PARIS (Reuters) - Englishman Paul Casey has been waiting a decade to return to Europe’s Ryder Cup team and is determined to savour everything during his week at Le Golf National.
The 41-year-old featured on winning teams in 2004 and 2006 but was on the losing side in Valhalla in 2008.
He was surprisingly omitted by captain Colin Montgomerie in 2010 at Celtic Manor and missed out again in 2012 and 2014 after struggles with form while two years ago he ruled himself out because he was not part of the European Tour.
“It’s very special. I think I’ve got more of an appreciation this time around. I’ve taken notes this week and tried to really pay attention to how special this is,” Casey told reporters on the even of the match against a powerful American team.
“Ryder Cups in the past have gone so quickly, I just want to make sure I remember this. You know, at 41, I don’t know how many opportunities I’m going to get to play another European-based Ryder Cup. I don’t want this to be my last.

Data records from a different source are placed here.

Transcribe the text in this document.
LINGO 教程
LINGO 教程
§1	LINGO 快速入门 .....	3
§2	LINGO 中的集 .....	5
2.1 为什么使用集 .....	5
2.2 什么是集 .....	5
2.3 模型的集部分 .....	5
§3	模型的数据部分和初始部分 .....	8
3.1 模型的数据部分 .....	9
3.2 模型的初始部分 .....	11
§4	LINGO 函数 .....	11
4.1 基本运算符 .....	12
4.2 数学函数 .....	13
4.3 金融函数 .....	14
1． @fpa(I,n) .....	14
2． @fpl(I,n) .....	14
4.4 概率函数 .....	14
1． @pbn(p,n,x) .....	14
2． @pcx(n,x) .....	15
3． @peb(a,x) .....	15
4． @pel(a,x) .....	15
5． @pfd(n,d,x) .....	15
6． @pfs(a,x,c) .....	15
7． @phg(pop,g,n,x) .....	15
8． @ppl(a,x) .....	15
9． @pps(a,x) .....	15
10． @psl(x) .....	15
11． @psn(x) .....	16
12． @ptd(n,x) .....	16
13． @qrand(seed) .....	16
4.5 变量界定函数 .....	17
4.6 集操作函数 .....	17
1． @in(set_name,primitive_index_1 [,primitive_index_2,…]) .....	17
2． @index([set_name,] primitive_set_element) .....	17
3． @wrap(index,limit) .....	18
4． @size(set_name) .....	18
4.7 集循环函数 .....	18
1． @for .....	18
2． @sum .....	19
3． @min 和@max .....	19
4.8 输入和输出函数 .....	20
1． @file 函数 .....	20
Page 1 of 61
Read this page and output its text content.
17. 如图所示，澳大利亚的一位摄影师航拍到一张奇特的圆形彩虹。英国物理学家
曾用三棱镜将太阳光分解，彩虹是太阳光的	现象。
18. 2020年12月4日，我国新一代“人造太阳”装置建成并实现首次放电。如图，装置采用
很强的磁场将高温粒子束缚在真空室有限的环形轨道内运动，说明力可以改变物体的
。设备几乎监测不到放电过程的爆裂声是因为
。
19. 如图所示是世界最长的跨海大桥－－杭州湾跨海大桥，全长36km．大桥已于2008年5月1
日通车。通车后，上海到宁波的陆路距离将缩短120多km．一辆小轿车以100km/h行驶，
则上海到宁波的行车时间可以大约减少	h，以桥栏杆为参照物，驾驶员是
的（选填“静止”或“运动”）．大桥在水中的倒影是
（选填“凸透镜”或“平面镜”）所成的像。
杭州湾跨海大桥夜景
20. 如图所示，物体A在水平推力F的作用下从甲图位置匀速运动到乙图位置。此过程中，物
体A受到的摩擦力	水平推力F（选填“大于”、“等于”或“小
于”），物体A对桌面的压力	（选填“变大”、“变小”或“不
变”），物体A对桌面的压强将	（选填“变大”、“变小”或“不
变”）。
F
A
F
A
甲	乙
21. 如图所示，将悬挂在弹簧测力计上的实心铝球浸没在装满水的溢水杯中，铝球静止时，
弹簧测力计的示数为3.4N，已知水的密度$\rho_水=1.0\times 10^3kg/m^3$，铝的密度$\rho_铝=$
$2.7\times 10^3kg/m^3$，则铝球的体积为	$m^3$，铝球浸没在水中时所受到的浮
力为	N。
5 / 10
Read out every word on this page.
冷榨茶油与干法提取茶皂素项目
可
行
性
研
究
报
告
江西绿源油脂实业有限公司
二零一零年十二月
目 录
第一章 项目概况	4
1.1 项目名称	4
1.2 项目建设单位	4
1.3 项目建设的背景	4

“But plain and simple, at 41, it’s got a chance that it is. So I just want to make sure that I pay attention to it and enjoy it, deliver points and play my heart out.”
Casey’s last taste of a home Ryder Cup was at the K Club in Ireland in 2006 when he famously won a foursomes match alongside David Howell with a hole-in-one.
He said in the 12 years since the event has grown in scale.
“The passion is still as intense. It’s just grander. It’s just bigger. It’s just been amped up,” Casey said.
While Casey admits an American team featuring nine major winners, including a resurgent Tiger Woods, looks better on paper, he thinks home crowd advantage can be crucial as Europe attempt to reclaim the trophy.
“The noise will be a good thing. As a team, we’re ready to embrace it and we know that the vast majority of that noise is for us, which is a massive advantage,” he said.
Casey is one of three players aged 40 and over in the team, alongside Henrik Stenson and Ian Poulter while the likes of Justin Rose and Sergio Garcia are grizzled Ryder Cup veterans.
Europe also boast five rookies, although Casey played down any suggestion that could be a disadvantage.
“I feel our rookies don’t behave and look like rookies,” world number 21 Casey said.
“They are already incredibly accomplished.”
While Casey is thankful to be getting another Ryder Cup chance and is enjoying the grandeur that goes along with the event, he says it will feel hollow if Europe lose.
“I think it’s fairly black and white. It’s why we’re here, is to win,” he said. “It’s all about the result at the end of the day. That’s all that matters.”